For much of Terrorhawk, Bear vs. Shark delivers the melodic post-hardcore goods like a woollier At the Drive-In, but the five-piece taps into the same ragged passion that made the Constantines' Shine a Light so urgent. All these bands make music that moves. "5,6 Kids" is the sound of perpetual motion, with a cyclical guitar riff, polyrhythmic drum pattern and throbbing bass each searching for its own way to break free. When they all lock in on the thrilling chorus, Paffi wailing at the upper limit of his range, it's clear that they've found release.

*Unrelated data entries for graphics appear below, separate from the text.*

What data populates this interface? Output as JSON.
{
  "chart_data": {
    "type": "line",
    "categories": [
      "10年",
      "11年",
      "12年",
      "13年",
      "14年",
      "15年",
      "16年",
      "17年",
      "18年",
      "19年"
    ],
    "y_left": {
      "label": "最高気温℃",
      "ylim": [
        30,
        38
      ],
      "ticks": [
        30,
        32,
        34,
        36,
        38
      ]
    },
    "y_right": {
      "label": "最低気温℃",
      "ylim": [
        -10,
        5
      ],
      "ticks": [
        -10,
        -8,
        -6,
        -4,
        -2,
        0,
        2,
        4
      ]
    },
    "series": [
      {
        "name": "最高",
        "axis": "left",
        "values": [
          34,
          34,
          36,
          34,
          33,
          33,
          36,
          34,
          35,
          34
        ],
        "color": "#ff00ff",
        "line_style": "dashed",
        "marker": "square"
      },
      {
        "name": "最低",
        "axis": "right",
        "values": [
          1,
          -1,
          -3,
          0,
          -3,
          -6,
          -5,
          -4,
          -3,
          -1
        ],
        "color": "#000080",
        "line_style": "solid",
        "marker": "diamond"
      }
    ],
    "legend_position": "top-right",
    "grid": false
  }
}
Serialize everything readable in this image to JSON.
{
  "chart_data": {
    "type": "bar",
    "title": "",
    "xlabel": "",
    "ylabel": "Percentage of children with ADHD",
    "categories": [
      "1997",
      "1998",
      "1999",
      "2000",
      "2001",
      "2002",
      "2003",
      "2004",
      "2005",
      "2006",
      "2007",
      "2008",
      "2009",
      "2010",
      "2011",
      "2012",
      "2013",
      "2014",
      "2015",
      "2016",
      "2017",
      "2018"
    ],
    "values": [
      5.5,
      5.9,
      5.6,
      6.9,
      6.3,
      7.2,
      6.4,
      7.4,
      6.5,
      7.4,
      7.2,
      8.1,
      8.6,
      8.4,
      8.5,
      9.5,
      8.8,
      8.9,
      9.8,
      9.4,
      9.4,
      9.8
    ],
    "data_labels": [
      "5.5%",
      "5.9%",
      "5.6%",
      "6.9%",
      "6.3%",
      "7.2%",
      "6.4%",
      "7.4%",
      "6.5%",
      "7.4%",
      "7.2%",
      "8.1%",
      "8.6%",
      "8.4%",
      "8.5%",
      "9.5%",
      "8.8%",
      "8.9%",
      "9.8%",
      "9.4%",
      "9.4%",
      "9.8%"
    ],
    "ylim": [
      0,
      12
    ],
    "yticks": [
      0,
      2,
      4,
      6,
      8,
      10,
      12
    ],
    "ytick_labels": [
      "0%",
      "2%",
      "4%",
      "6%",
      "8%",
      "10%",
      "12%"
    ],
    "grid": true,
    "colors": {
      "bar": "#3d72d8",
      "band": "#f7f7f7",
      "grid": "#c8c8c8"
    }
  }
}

Even if there's nothing here as kinetic as "Ma Jolie" from the band's debut, Bear vs. Shark moves in some exciting new directions on Terrorhawk. The band expands its attack to include pianos, electronic interludes and even brass -- former Morphine saxophonist Dana Colley summons the spirit of Albert Ayler over a powerful four-chord vamp at the end of "Baraga Embankment. With the stunning "Song About Old Roller Coaster," Bear vs. Shark perfects the art of the waltz-time power ballad. Take that, Nickelback.
Though they could get by on their blistering passion, the guys in Bear vs. Shark are smart enough to know that a pastoral melody or gruffly delivered hook can be just as potent as a scream. On Terrorhawk, we get all of the above. This is a band to watch.